Netanyahu aveva recentemente messo le carte in tavola, dichiarando esplicitamente la sua contrarietà ad uno stato palestinese. Nel suo discorso di domenica scorsa al Be – Sa Center (Centro Begin – Sadat) di Tel Aviv sembra aver fatto retromarcia, accettando l’idea di uno stato palestinese accanto a quello israeliano.

Ma la svolta è solo apparente, perché Netanyahu ha in mente il solito stato dei bantustan: piccole isole palestinesi assolutamente smilitarizzate e confinanti esclusivamente con Israele, e quindi accerchiate da un paese armato fino ai denti, nucleare compreso; assetto costituzionale e istituzionale predeterminato dai sedicenti mediatori (Stati Uniti in testa e paesi arabi compiacenti) in combutta con l’occupazione sionista; nessuna sovranità sullo spazio aereo sovrastante.

Fuori discussione il rientro dei profughi, che per Netanyahu sono un problema che va risolto all’interno dei paesi che li ospitano; il fatto che Gerusalemme tutta deve essere la capitale di Israele; le colonie esistenti, che hanno il diritto di ingrandirsi perché i “fratelli coloni” hanno diritto ad avere una vita normale, che implica la possibilità di ingrandire gli insediamenti esistenti anche per costruire piscine e campi da golf togliendo acqua e terra ai palestinesi.

Il tutto alla precondizione che i palestinesi recitino la “professione di fede”: riconoscano Israele come stato ebraico, convertendosi in massa al sionismo.

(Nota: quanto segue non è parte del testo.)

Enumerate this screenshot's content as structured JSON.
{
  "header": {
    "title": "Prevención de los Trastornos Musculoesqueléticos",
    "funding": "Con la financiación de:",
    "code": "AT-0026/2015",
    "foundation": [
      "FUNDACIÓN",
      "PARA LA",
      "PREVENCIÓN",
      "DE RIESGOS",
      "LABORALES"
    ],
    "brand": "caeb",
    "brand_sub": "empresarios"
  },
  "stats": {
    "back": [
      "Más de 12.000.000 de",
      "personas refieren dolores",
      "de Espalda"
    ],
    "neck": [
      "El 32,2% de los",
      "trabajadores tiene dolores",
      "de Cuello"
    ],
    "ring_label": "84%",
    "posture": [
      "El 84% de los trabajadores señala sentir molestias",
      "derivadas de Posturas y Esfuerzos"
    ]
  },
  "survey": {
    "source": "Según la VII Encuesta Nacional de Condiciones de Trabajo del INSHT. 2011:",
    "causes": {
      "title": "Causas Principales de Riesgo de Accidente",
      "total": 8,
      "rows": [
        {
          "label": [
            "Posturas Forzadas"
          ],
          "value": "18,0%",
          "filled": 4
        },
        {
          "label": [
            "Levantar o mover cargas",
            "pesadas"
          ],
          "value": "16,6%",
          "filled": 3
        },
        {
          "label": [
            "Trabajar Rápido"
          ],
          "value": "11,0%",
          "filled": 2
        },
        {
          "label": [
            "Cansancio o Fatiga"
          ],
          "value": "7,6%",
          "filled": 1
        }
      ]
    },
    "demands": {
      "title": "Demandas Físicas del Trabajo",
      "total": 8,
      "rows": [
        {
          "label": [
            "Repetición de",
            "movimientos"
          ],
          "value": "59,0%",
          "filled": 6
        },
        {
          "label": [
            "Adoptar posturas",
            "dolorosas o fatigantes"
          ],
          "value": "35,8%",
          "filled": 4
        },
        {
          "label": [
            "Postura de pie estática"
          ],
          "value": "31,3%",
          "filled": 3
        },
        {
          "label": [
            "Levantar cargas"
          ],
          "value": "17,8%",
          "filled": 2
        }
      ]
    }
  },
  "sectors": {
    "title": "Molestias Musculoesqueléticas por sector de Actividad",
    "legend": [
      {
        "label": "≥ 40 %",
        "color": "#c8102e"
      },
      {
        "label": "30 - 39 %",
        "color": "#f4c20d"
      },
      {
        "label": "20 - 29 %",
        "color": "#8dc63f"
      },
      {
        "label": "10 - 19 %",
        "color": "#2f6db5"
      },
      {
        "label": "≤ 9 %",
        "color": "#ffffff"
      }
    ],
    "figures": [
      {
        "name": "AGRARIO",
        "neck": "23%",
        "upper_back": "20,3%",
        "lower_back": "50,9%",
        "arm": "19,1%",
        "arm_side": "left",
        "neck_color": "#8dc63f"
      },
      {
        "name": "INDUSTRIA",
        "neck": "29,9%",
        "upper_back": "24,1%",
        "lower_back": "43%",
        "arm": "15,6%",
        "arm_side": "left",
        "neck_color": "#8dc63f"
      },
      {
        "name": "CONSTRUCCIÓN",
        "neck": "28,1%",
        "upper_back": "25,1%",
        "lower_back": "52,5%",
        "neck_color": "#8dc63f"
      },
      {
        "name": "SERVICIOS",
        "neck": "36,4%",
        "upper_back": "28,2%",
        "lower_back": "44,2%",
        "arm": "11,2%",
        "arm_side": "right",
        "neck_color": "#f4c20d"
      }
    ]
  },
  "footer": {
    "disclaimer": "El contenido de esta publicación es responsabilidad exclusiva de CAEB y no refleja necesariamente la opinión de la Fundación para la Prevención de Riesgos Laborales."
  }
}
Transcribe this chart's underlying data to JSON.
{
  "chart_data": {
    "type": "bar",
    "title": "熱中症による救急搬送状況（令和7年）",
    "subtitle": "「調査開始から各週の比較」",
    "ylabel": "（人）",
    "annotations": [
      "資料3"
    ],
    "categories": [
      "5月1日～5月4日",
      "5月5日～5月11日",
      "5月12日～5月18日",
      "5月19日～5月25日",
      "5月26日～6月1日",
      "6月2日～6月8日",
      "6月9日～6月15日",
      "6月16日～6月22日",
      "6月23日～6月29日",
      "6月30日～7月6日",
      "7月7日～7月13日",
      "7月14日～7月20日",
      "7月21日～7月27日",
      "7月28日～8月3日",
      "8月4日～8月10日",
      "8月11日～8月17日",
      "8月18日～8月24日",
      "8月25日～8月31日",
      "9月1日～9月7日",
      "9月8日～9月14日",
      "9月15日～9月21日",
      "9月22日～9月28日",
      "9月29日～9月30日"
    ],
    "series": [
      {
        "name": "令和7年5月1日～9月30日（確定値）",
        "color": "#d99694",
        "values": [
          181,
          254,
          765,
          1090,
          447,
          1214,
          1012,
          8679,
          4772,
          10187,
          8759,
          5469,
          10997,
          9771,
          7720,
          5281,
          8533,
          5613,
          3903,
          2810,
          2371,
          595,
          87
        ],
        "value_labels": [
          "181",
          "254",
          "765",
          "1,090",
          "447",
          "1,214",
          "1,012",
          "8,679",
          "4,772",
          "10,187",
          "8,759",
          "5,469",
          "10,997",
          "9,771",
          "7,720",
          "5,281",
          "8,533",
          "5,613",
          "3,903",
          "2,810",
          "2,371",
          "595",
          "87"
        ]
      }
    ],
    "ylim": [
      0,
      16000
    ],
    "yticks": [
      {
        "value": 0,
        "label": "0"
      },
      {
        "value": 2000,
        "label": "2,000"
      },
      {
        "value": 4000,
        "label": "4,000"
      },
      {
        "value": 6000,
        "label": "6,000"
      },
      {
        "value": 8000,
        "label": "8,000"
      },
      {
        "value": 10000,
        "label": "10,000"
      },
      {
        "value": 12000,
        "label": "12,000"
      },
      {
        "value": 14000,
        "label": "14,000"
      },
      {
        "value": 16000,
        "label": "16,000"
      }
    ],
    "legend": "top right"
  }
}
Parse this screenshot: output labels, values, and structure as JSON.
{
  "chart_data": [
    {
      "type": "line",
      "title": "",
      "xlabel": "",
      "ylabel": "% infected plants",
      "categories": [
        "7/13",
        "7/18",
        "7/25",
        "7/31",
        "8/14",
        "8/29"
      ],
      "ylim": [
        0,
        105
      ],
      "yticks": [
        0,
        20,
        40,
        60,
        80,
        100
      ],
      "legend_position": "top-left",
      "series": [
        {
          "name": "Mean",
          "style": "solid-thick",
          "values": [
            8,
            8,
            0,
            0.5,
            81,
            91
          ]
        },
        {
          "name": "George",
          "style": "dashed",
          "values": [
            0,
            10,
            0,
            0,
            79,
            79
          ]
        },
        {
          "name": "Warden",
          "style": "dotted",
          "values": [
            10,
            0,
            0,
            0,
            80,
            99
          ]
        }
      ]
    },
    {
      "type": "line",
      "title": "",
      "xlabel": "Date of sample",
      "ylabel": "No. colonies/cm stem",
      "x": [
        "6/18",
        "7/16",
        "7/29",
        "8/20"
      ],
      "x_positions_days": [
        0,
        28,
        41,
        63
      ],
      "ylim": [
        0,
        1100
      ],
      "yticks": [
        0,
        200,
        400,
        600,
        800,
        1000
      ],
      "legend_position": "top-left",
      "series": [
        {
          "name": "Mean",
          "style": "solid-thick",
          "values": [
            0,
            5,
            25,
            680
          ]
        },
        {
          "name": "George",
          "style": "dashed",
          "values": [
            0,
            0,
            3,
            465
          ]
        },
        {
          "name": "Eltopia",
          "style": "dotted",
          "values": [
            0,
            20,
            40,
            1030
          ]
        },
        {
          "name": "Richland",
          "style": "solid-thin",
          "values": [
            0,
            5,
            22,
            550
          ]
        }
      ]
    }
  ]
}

Richiesta quest’ultima manifestamente razzista, visto anche che in Israele il 20% circa della popolazione residente è palestinese, che ha fatto alterare la compiacente Autorità Nazionale Palestinese, che pure non mette in discussione la formula “due popoli, due stati”, e perfino l’Egitto, che da trenta anni a questa parte non ha mai fatto mancare la sua collaborazione all’occupazione sionista della Palestina, distinguendosi particolarmente negli ultimi due anni per il suo fondamentale contributo all’assedio di Gaza.
Ma anche richiesta paradossale, visto che non pochi ebrei sia in Israele che all’estero sono dichiaratamente antisionisti e sostengono la soluzione più giusta per tutti, profughi e coloni compresi: quella di un unico stato democratico su tutta la Palestina storica.